Courage is that rare and special commodity that leads individuals far beyond their natural capabilities, to perform acts of selflessness and sacrifice. Of the multitude of honours and awards claimed by the district, there is none so poignant as the remembrance of four men who each received a Victoria Cross in recognition of acts of individual bravery and leadership in military service.

The Victoria Cross, which came into being on January 29th 1856, is rightly regarded as the premier award for bravery. The medal replaced earlier insignia of bravery that made distinctions according to rank or military body. Since its inception, only 1,350 Victoria Crosses have been awarded. The medal is a Maltese Cross of bronze upon which is centred the Royal Crest; below this is the inscription 'For Valour'. On the reverse is inscribed the name of the recipient and the date of their individual act of gallantry.

All medals awarded have been struck from the metal of a Russian canon captured at Sevastopol during the Crimean War. Valueless in terms of financial return the Victoria Cross is given its meaning by the individual act of bravery it commemorates.

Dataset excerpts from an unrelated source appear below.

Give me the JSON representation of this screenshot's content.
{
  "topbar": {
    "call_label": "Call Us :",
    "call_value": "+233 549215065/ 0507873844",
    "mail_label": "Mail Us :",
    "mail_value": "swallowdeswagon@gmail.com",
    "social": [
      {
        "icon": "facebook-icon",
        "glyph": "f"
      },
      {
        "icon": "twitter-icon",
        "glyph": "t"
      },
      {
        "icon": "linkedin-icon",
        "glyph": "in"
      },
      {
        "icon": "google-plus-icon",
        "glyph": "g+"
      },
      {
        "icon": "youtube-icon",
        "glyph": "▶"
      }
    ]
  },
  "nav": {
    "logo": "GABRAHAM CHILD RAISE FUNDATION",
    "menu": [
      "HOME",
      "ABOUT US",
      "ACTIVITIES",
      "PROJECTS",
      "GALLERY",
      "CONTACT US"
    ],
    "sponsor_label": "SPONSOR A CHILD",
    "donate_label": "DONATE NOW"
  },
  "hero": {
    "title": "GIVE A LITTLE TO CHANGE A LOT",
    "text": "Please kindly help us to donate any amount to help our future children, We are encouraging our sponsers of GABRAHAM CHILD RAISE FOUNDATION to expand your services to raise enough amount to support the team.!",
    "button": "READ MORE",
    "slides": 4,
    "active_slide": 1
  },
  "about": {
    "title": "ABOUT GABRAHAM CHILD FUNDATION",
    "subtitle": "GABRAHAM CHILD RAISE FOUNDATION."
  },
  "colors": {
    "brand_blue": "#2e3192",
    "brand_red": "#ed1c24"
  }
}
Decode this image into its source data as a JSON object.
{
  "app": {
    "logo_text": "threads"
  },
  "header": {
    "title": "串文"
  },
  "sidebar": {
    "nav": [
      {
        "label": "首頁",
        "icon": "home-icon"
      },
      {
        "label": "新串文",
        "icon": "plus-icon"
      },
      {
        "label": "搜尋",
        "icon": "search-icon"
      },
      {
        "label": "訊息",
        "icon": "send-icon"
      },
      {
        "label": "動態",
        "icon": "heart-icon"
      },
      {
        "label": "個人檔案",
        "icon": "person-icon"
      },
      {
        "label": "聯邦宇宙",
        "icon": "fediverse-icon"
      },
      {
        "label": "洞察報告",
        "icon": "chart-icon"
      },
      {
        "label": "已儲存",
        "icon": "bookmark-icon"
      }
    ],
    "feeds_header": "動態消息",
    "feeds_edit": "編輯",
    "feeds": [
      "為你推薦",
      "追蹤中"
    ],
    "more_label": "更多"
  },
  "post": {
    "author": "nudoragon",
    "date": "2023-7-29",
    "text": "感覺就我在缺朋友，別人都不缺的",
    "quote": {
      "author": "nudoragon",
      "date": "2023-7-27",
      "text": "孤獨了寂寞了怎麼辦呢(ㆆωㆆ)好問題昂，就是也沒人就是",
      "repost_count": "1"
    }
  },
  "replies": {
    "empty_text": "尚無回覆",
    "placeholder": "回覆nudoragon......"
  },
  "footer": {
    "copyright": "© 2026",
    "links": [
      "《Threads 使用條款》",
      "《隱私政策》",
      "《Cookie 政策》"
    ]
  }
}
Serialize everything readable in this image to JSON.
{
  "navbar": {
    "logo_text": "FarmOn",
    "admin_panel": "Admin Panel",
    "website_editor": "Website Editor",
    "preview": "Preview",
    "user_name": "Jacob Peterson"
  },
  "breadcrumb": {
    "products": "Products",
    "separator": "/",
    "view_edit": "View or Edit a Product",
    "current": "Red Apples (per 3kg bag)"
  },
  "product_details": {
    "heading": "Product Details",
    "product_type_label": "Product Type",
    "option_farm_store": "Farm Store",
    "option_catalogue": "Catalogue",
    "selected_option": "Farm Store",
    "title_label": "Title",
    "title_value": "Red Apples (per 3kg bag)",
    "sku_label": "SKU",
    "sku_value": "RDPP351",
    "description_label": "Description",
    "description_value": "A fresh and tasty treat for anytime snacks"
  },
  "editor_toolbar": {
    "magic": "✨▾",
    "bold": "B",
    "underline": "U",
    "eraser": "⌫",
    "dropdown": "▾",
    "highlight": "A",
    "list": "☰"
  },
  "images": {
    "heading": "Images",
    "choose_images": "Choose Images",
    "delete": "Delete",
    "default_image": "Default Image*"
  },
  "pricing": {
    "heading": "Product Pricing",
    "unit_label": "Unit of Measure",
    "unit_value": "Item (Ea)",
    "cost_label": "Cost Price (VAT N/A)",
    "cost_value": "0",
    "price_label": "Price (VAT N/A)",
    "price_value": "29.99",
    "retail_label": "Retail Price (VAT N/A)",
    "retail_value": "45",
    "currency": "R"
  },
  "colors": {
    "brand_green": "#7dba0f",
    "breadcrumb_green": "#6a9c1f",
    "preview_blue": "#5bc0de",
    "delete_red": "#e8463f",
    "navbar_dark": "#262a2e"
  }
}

In a service on June 26th 1857, Queen Victoria presented the first crosses. The first man ever to receive the honour was Charles Davis Lucas, from Poyntzpass. Since then three other men from the district have been accorded the honour.

Individuals graphic.

Charles Davis Lucas was born in Druminargale House near Poyntzpass on February 19th 1834. During the British campaign in the Crimea Lucas was serving as a midshipman aboard HMS Hecla. On June 21st 1854 the Hecla came under fire from a Russian fort. During the action a live shell landed on the ship's deck. As all hands dived for cover, the twenty year old Midshipman rushed forward and threw the shell over the rail of the vessel. It exploded even before reaching the water. In doing so, Lucas saved the vessel and its crew from serious injury. Lucas was promoted to the rank of Lieutenant on the recommendation of British Commander in the Crimea, Sir Charles Napier.

Charles Lucas continued in the navy and eventually attained the rank of Rear Admiral. He died at Great Culverden, Kent, on August 7th 1914. A memorial was erected to his memory in the church of St.Lawerence, Kent. His Victoria Cross is in the care of the National Maritime Museum.

Born at Lisnadill on December 29th 1821 Frederick Maude was the son of the Honourable John Charles Maude, Rector of St.John's Church of Ireland, Lisnadill. At the time of the Crimea campaign Maude was serving as a Lieutenant Colonel with the 3rd East Kent Regiment. On September 5th 1855 he led a ladder party on the Redan Fortress in the Crimea. Though the ladder party took hold of the fortress support dwindled and the party was forced to retreat, during which time Maude was seriously injured. For his leadership and personal bravery Maude was awarded the Victoria Cross and the Legion D'Honneur.

Frederick Maude continued in the military and was promoted to the rank of General. From 1867-1873 he was Inspector General of the militia in Ireland. He was the cousin of another Victoria Cross holder Colonel Francis Cornwallis Maude and his son, Lieutenant Sir Stanley Maude took command of the British forces in Mesopotamia during the First World War.
Frederick Maude died at Torquay on June 20th 1897. A memorial was erected to his memory in Brompton Cemetery, London.

The most local of our Victoria Cross laureates, George Lambert was born in Markethill in December of 1819. Lambert was presented with the Victoria Cross in acknowledgement of his bravery and leadership during the Indian Mutiny. On several occasions he led skirmishing parties around the important cities of Unao and Hiran Khana.

George Lambert continued his military service until his death on a parade ground in Sheffield in 1860. Although buried in Wardsend Cemetery, Lambert's memory was hallowed in his native district by the erection of a commemorative plaque in St.John's Church of Ireland at Mullabrack. His Victoria Cross is in the care of the York and Lancaster Museum.

Born at Mullabrack on July 20th 1847 William was the third son of Mullabrack Rector Rev.John de la Poer Beresford. William embarked upon a military career and became a Captain with the 9th Queen's Royal Lancers. On leave from his position with the Viceroy of India, Captain Beresford and the 9th Lancers were posted to Zululand to press British interests in the region. In July 1879 Captain Beresford was with a scouting party when they came under attack. Sergeant Fitzmaurice of the 24th Regiment became unhorsed and Captain Beresford went to his aid.

Beresford was honoured for his leadership and personal courage and went on to become a Lieutenant Colonel. He died at Deepdene, Surrey on December 28th 1900. A memorial was erected to his memory at Clonagam Churchyard in County Waterford of which his father was Marquess.